EuGH: E-Charging im Mehrpersonenverhältnis
Kann ein Kommissionsgeschäft zwischen Ladeinfrastrukturbetreiber, E-Mobilitätsbetreiber und Nutzer auch dann vorliegen, wenn nur der Nutzer über die Menge, den Zeitpunkt und den Ort des Ladevorgangs entscheidet?
Hintergrund
Das Aufladen von Elektrofahrzeugen vollzieht sich in der Regel in einem Mehrpersonenverhältnis, an dem Ladepunktbetreiber (Charge Point Operator, CPO), E-Mobilitätsbetreiber (E-Mobility Provider, eMP) und Nutzer (E-Mobility User, EMU) beteiligt sind. Beim E-Charging wird der Nutzer regelmäßig durch eine von einem E-Mobilitätsbetreiber ausgestellte Karte bzw. App gegenüber einem Ladesäulenbetreiber zum Strombezug berechtigt. Der Ladevorgang wirft zahlreiche umsatzsteuerrechtliche Fragen auf, die sich u.a. auf die Abgrenzung zwischen komplexer Leistung und selbständigen Leistungen, die Bestimmung der Leistungsart (Kreditgewährung oder Stromlieferung) sowie die Identifizierung von Lieferketten erstrecken (vgl. MwSt-Ausschuss, Arbeitspapier Nr. 969, taxud.c.1(2019)3532296; MwSt-Ausschuss, Arbeitspapier Nr. 1012, taxud.c.1(2021)2099876). Die Unterscheidung von Lieferung und sonstiger Leistung beim E-Charging ist von erheblicher Relevanz, da sich der Lieferort für Elektrizität nach § 3g UStG bestimmt. Bei einer Elektrizitätslieferung an einen Wiederverkäufer gilt als Lieferort der Ort, an dem der Abnehmer sein Unternehmen betreibt (§ 3g Abs. 1 UStG). Wird die Elektrizität an keinen Wiederverkäufer geliefert, ist der Verbrauchsort oder Empfängerort maßgeblich (§ 3g Abs. 2 Sätze 1 und 2 UStG). Bei einem inländischen Leistungsort kommt die an die Wiederverkäufereigenschaft anknüpfende Steuerschuldumkehr nach § 13b Abs. 2 Nr. 5 UStG i.V.m. § 13b Abs. 5 UStG in Betracht.

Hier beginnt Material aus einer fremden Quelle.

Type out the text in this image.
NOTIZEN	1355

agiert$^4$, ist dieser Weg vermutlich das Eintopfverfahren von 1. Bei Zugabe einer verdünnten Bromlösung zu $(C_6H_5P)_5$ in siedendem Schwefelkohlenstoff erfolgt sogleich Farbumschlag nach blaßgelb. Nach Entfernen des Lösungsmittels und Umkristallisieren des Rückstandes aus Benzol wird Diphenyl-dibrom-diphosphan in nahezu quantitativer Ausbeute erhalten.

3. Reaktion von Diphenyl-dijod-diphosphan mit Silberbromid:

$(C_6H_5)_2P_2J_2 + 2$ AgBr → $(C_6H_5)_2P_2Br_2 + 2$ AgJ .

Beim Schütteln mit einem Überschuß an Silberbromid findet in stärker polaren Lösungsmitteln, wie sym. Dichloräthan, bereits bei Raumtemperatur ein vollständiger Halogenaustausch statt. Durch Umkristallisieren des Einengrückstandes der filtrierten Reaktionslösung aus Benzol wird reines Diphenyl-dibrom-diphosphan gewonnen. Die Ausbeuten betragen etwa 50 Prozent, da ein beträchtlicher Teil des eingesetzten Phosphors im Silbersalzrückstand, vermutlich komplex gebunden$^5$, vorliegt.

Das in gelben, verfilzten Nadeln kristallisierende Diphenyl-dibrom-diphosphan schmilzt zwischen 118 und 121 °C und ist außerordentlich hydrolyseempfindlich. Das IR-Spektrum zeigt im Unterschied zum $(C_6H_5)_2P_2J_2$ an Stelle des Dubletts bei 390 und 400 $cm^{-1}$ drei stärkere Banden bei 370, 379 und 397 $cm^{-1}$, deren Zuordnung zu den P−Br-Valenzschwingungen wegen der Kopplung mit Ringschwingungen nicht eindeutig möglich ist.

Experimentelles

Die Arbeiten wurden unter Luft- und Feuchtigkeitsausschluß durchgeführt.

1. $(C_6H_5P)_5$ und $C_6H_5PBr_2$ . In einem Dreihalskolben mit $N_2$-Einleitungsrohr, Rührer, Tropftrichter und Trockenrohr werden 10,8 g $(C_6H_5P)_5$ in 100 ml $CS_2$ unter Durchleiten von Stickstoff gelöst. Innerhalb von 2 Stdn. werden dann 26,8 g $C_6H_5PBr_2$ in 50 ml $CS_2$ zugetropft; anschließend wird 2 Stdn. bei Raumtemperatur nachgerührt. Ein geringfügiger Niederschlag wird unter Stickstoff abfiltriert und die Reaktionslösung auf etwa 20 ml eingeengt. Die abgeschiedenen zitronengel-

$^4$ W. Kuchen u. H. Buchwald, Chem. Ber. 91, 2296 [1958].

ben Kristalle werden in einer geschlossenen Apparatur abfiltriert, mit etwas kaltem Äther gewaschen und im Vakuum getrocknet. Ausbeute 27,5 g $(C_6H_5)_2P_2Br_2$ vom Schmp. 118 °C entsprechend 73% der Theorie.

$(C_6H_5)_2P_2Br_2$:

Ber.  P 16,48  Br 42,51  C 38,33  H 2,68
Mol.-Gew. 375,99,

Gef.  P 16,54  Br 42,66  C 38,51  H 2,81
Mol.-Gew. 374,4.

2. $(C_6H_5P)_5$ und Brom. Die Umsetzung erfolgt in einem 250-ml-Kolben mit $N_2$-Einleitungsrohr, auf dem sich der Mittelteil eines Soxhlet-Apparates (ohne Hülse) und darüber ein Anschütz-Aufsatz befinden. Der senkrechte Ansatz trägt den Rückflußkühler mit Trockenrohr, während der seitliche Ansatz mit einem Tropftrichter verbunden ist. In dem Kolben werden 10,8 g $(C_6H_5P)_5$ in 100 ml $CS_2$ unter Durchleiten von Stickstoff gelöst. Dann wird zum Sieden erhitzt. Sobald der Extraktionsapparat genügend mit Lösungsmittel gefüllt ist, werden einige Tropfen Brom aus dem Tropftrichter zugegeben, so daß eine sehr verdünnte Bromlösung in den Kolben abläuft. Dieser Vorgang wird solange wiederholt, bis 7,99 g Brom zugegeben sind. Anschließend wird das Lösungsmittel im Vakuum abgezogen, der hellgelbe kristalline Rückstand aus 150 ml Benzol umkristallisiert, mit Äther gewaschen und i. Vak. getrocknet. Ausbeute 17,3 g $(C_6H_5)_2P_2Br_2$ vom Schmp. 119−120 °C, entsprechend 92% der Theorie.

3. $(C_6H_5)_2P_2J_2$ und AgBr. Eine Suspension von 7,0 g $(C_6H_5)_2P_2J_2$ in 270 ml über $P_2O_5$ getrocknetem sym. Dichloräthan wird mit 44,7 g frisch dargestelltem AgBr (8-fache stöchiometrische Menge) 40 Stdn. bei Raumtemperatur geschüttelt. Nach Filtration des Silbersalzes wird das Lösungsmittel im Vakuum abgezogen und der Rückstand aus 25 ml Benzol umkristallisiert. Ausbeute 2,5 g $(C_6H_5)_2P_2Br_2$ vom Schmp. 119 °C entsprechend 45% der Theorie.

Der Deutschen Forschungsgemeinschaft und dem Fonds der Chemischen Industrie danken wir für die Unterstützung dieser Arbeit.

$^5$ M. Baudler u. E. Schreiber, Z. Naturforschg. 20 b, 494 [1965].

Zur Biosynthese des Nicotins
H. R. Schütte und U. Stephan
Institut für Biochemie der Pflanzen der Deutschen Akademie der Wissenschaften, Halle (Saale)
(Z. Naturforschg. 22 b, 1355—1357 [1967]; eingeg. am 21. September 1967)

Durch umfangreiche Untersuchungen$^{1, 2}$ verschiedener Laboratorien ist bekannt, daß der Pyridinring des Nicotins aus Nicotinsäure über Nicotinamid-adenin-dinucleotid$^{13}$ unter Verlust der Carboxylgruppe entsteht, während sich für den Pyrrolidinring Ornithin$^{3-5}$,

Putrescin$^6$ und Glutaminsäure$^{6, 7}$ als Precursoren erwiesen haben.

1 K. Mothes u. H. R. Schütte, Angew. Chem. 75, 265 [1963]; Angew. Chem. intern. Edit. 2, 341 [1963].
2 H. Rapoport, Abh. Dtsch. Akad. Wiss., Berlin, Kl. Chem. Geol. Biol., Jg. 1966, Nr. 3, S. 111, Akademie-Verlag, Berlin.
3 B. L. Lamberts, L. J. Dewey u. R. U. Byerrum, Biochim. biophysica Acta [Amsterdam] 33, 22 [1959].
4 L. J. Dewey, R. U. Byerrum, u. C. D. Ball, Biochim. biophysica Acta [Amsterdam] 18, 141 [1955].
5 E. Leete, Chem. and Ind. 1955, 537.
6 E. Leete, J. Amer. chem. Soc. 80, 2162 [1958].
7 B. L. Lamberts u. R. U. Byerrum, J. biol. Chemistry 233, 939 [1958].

Zum E-Charging im Zweipersonenverhältnis hat der EuGH in einem polnischen Vorabentscheidungsverfahren bereits entschieden, dass eine komplexe, einheitliche Leistung mit prägendem Lieferelement in Gestalt der Stromlieferung vorliegt, die weitere Dienstleistungselemente, einschließlich der Bereitstellung der Ladevorrichtungen und IT-Anwendungen umfasst (EuGH, Urteil vom 20.04.2023, C-282/22, Dyrektor Krajowej Informacji Skarbowej, vgl. Deloitte Tax News). Die Finanzverwaltung hat sich dieser Rechtsauffassung angeschlossen (Abschn. 3.10 Abs. 6 Nr. 19 UStAE).

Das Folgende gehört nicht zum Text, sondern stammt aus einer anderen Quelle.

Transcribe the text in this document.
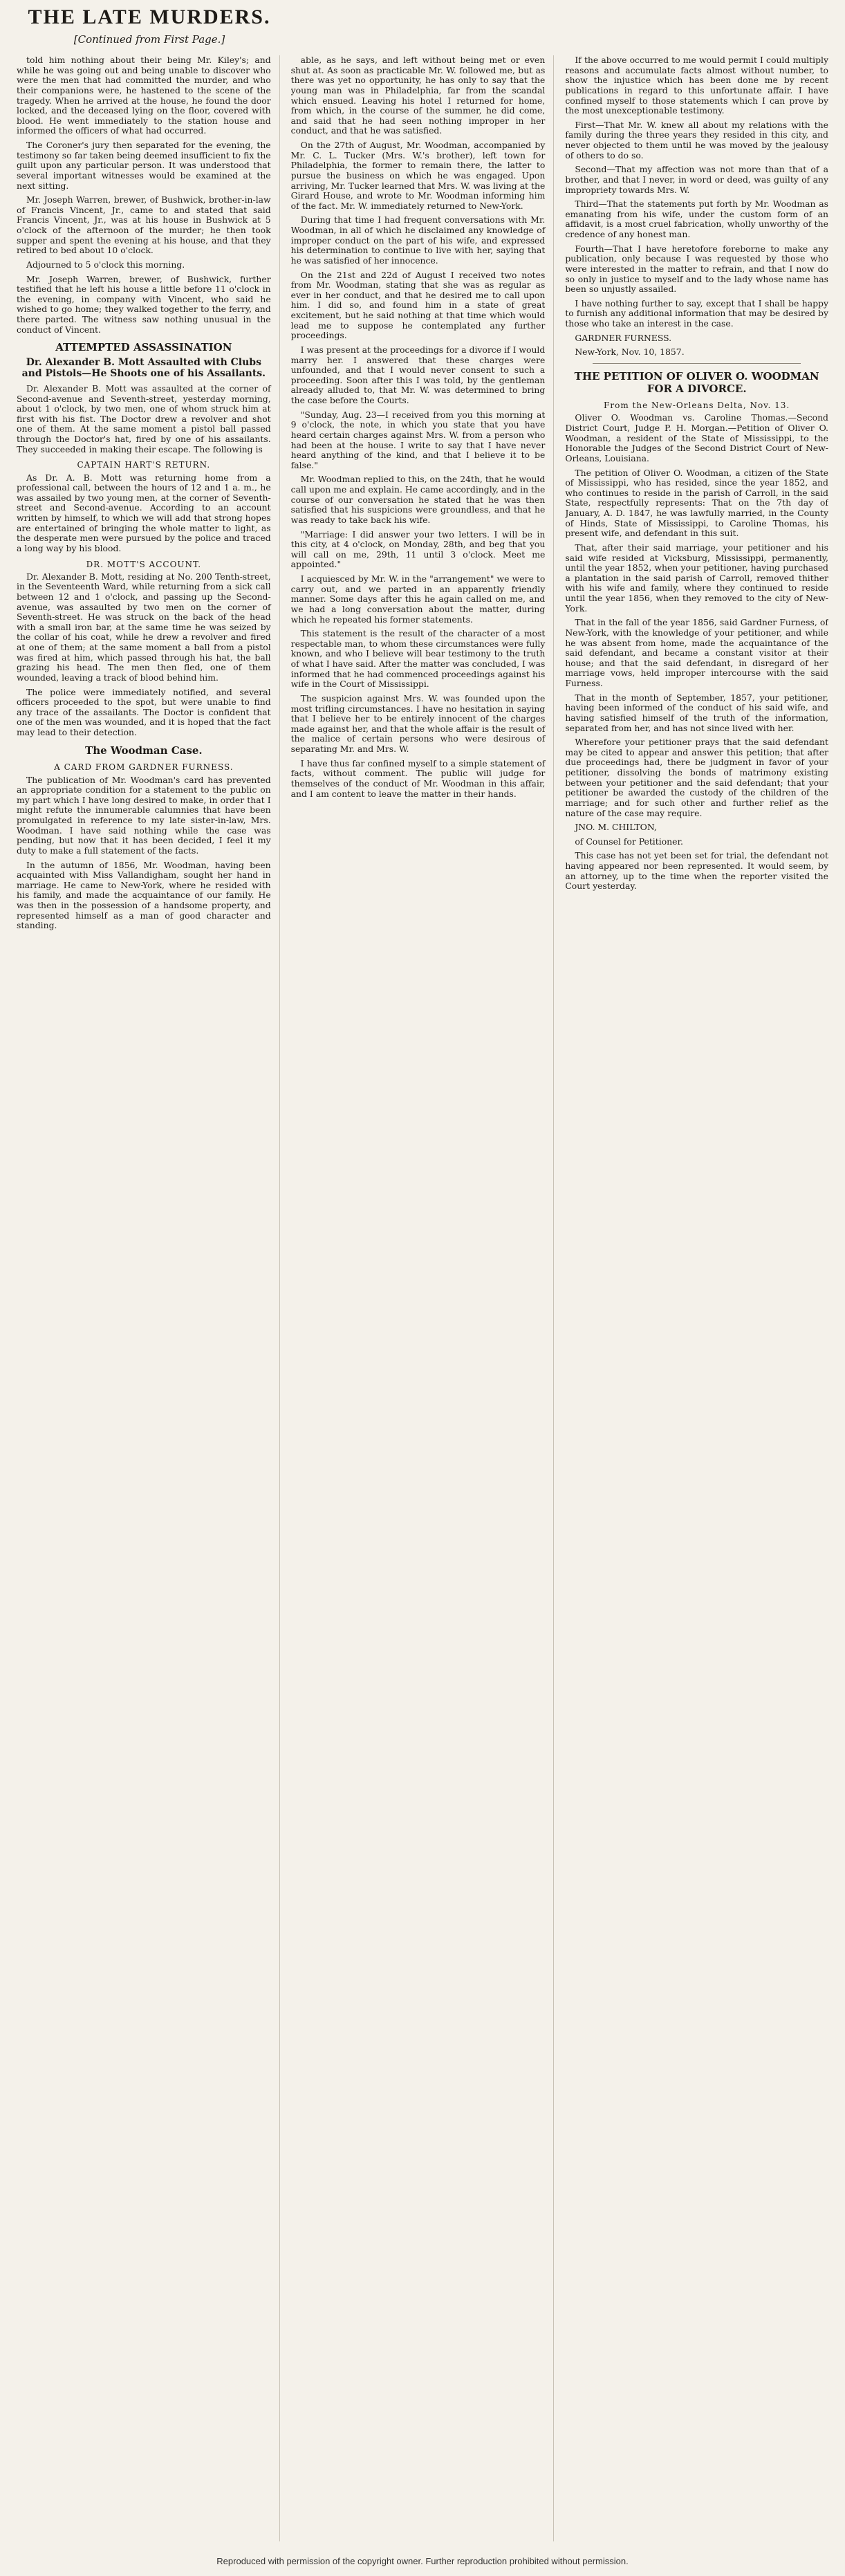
THE LATE MURDERS.
[Continued from First Page.]

told him nothing about their being Mr. Kiley's; and while he was going out and being unable to discover who were the men that had committed the murder, and who their companions were, he hastened to the scene of the tragedy. When he arrived at the house, he found the door locked, and the deceased lying on the floor, covered with blood. He went immediately to the station house and informed the officers of what had occurred.

The Coroner's jury then separated for the evening, the testimony so far taken being deemed insufficient to fix the guilt upon any particular person. It was understood that several important witnesses would be examined at the next sitting.

Mr. Joseph Warren, brewer, of Bushwick, brother-in-law of Francis Vincent, Jr., came to and stated that said Francis Vincent, Jr., was at his house in Bushwick at 5 o'clock of the afternoon of the murder; he then took supper and spent the evening at his house, and that they retired to bed about 10 o'clock.

Adjourned to 5 o'clock this morning.

Mr. Joseph Warren, brewer, of Bushwick, further testified that he left his house a little before 11 o'clock in the evening, in company with Vincent, who said he wished to go home; they walked together to the ferry, and there parted. The witness saw nothing unusual in the conduct of Vincent.

ATTEMPTED ASSASSINATION

Dr. Alexander B. Mott Assaulted with Clubs and Pistols—He Shoots one of his Assailants.

Dr. Alexander B. Mott was assaulted at the corner of Second-avenue and Seventh-street, yesterday morning, about 1 o'clock, by two men, one of whom struck him at first with his fist. The Doctor drew a revolver and shot one of them. At the same moment a pistol ball passed through the Doctor's hat, fired by one of his assailants. They succeeded in making their escape. The following is

CAPTAIN HART'S RETURN.

As Dr. A. B. Mott was returning home from a professional call, between the hours of 12 and 1 a. m., he was assailed by two young men, at the corner of Seventh-street and Second-avenue. According to an account written by himself, to which we will add that strong hopes are entertained of bringing the whole matter to light, as the desperate men were pursued by the police and traced a long way by his blood.

DR. MOTT'S ACCOUNT.

Dr. Alexander B. Mott, residing at No. 200 Tenth-street, in the Seventeenth Ward, while returning from a sick call between 12 and 1 o'clock, and passing up the Second-avenue, was assaulted by two men on the corner of Seventh-street. He was struck on the back of the head with a small iron bar, at the same time he was seized by the collar of his coat, while he drew a revolver and fired at one of them; at the same moment a ball from a pistol was fired at him, which passed through his hat, the ball grazing his head. The men then fled, one of them wounded, leaving a track of blood behind him.

The police were immediately notified, and several officers proceeded to the spot, but were unable to find any trace of the assailants. The Doctor is confident that one of the men was wounded, and it is hoped that the fact may lead to their detection.

The Woodman Case.

A CARD FROM GARDNER FURNESS.

The publication of Mr. Woodman's card has prevented an appropriate condition for a statement to the public on my part which I have long desired to make, in order that I might refute the innumerable calumnies that have been promulgated in reference to my late sister-in-law, Mrs. Woodman. I have said nothing while the case was pending, but now that it has been decided, I feel it my duty to make a full statement of the facts.

In the autumn of 1856, Mr. Woodman, having been acquainted with Miss Vallandigham, sought her hand in marriage. He came to New-York, where he resided with his family, and made the acquaintance of our family. He was then in the possession of a handsome property, and represented himself as a man of good character and standing.

able, as he says, and left without being met or even shut at. As soon as practicable Mr. W. followed me, but as there was yet no opportunity, he has only to say that the young man was in Philadelphia, far from the scandal which ensued. Leaving his hotel I returned for home, from which, in the course of the summer, he did come, and said that he had seen nothing improper in her conduct, and that he was satisfied.

On the 27th of August, Mr. Woodman, accompanied by Mr. C. L. Tucker (Mrs. W.'s brother), left town for Philadelphia, the former to remain there, the latter to pursue the business on which he was engaged. Upon arriving, Mr. Tucker learned that Mrs. W. was living at the Girard House, and wrote to Mr. Woodman informing him of the fact. Mr. W. immediately returned to New-York.

During that time I had frequent conversations with Mr. Woodman, in all of which he disclaimed any knowledge of improper conduct on the part of his wife, and expressed his determination to continue to live with her, saying that he was satisfied of her innocence.

On the 21st and 22d of August I received two notes from Mr. Woodman, stating that she was as regular as ever in her conduct, and that he desired me to call upon him. I did so, and found him in a state of great excitement, but he said nothing at that time which would lead me to suppose he contemplated any further proceedings.

I was present at the proceedings for a divorce if I would marry her. I answered that these charges were unfounded, and that I would never consent to such a proceeding. Soon after this I was told, by the gentleman already alluded to, that Mr. W. was determined to bring the case before the Courts.

"Sunday, Aug. 23—I received from you this morning at 9 o'clock, the note, in which you state that you have heard certain charges against Mrs. W. from a person who had been at the house. I write to say that I have never heard anything of the kind, and that I believe it to be false."

Mr. Woodman replied to this, on the 24th, that he would call upon me and explain. He came accordingly, and in the course of our conversation he stated that he was then satisfied that his suspicions were groundless, and that he was ready to take back his wife.

"Marriage: I did answer your two letters. I will be in this city, at 4 o'clock, on Monday, 28th, and beg that you will call on me, 29th, 11 until 3 o'clock. Meet me appointed."

I acquiesced by Mr. W. in the "arrangement" we were to carry out, and we parted in an apparently friendly manner. Some days after this he again called on me, and we had a long conversation about the matter, during which he repeated his former statements.

This statement is the result of the character of a most respectable man, to whom these circumstances were fully known, and who I believe will bear testimony to the truth of what I have said. After the matter was concluded, I was informed that he had commenced proceedings against his wife in the Court of Mississippi.

The suspicion against Mrs. W. was founded upon the most trifling circumstances. I have no hesitation in saying that I believe her to be entirely innocent of the charges made against her, and that the whole affair is the result of the malice of certain persons who were desirous of separating Mr. and Mrs. W.

I have thus far confined myself to a simple statement of facts, without comment. The public will judge for themselves of the conduct of Mr. Woodman in this affair, and I am content to leave the matter in their hands.

If the above occurred to me would permit I could multiply reasons and accumulate facts almost without number, to show the injustice which has been done me by recent publications in regard to this unfortunate affair. I have confined myself to those statements which I can prove by the most unexceptionable testimony.

First—That Mr. W. knew all about my relations with the family during the three years they resided in this city, and never objected to them until he was moved by the jealousy of others to do so.

Second—That my affection was not more than that of a brother, and that I never, in word or deed, was guilty of any impropriety towards Mrs. W.

Third—That the statements put forth by Mr. Woodman as emanating from his wife, under the custom form of an affidavit, is a most cruel fabrication, wholly unworthy of the credence of any honest man.

Fourth—That I have heretofore foreborne to make any publication, only because I was requested by those who were interested in the matter to refrain, and that I now do so only in justice to myself and to the lady whose name has been so unjustly assailed.

I have nothing further to say, except that I shall be happy to furnish any additional information that may be desired by those who take an interest in the case.

GARDNER FURNESS.

New-York, Nov. 10, 1857.

THE PETITION OF OLIVER O. WOODMAN FOR A DIVORCE.

From the New-Orleans Delta, Nov. 13.

Oliver O. Woodman vs. Caroline Thomas.—Second District Court, Judge P. H. Morgan.—Petition of Oliver O. Woodman, a resident of the State of Mississippi, to the Honorable the Judges of the Second District Court of New-Orleans, Louisiana.

The petition of Oliver O. Woodman, a citizen of the State of Mississippi, who has resided, since the year 1852, and who continues to reside in the parish of Carroll, in the said State, respectfully represents: That on the 7th day of January, A. D. 1847, he was lawfully married, in the County of Hinds, State of Mississippi, to Caroline Thomas, his present wife, and defendant in this suit.

That, after their said marriage, your petitioner and his said wife resided at Vicksburg, Mississippi, permanently, until the year 1852, when your petitioner, having purchased a plantation in the said parish of Carroll, removed thither with his wife and family, where they continued to reside until the year 1856, when they removed to the city of New-York.

That in the fall of the year 1856, said Gardner Furness, of New-York, with the knowledge of your petitioner, and while he was absent from home, made the acquaintance of the said defendant, and became a constant visitor at their house; and that the said defendant, in disregard of her marriage vows, held improper intercourse with the said Furness.

That in the month of September, 1857, your petitioner, having been informed of the conduct of his said wife, and having satisfied himself of the truth of the information, separated from her, and has not since lived with her.

Wherefore your petitioner prays that the said defendant may be cited to appear and answer this petition; that after due proceedings had, there be judgment in favor of your petitioner, dissolving the bonds of matrimony existing between your petitioner and the said defendant; that your petitioner be awarded the custody of the children of the marriage; and for such other and further relief as the nature of the case may require.

JNO. M. CHILTON,

of Counsel for Petitioner.

This case has not yet been set for trial, the defendant not having appeared nor been represented. It would seem, by an attorney, up to the time when the reporter visited the Court yesterday.

Reproduced with permission of the copyright owner. Further reproduction prohibited without permission.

Hingegen war die Beurteilung des E-Charging im Dreipersonenverhältnis bislang höchstrichterlich nicht geklärt. Während der EuGH im Fall Auto Lease Holland (EuGH, Urteil vom 06.02.2003, C-185/01) im Zusammenhang mit Tankkarten für fossile Brennstoffe in einer Leasingkonstellation von einem steuerfreien Finanzumsatz ausging und im Fall Vega International (EuGH, Urteil vom 15.05.2019, C-235/18) ebenfalls einen Kreditmechanismus annahm, urteilte er in einem aktuellen, schwedischen Vorabentscheidungsverfahren zum E-Charging in einer Dreipersonenkonstellation.
Sachverhalt
Die Klägerin ist ein im Inland ansässiger E-Mobility Provider. Sie gewährt Nutzern von E-Fahrzeugen Zugang zur Ladeinfrastruktur in Schweden. Die Ladestationen werden von Dritten betrieben. Die Betreiber stehen in vertraglichen Beziehungen zur Klägerin, nicht jedoch zu den Nutzern. Die Klägerin stellt den Nutzern eine App mit Informationen über Preise, Standorte und Verfügbarkeiten der Ladestationen zur Verfügung. Zudem stellt sie Nutzern Karten bzw. eine App zur Authentifizierung an den Ladesäulen bereit. Der Ladepunktbetreiber fakturiert monatlich gegenüber der Klägerin. Die Klägerin stellt den jeweiligen Nutzern Rechnungen über die monatlich gelieferte Strommenge aus. Des Weiteren stellt sie den Nutzern einen von der tatsächlichen Nutzung der Ladestationen unabhängigen Pauschalbetrag für die Gewährung des Zugangs zum Ladenetzwerk in Rechnung. Das vorlegende schwedische Gericht fragte den EuGH danach, ob das Aufladen eines E-Fahrzeugs an einer Ladestation eine Lieferung darstellt. Zudem sollte der EuGH klären, ob der Ladepunktbetreiber Elektrizität an den E-Mobilitätsbetreiber und der E-Mobilitätsbetreiber Elektrizität an den Nutzer liefert, wenn nur der Nutzer des E-Fahrzeugs über die Menge, den Zeitpunkt, den Ort der Aufladung sowie die Art der Verwendung der Elektrizität entscheiden kann.
EuGH-Entscheidung
Die Übertragung von Strom zum Aufladen eines E-Fahrzeugs an einer Ladestation ist eine Lieferung, da Elektrizität einem körperlichen Gegenstand gleichgestellt ist. Die Voraussetzungen des Kommissionsgeschäfts, für das die juristische Fiktion zweier gleichartiger Lieferungen charakteristisch ist, sind erfüllt.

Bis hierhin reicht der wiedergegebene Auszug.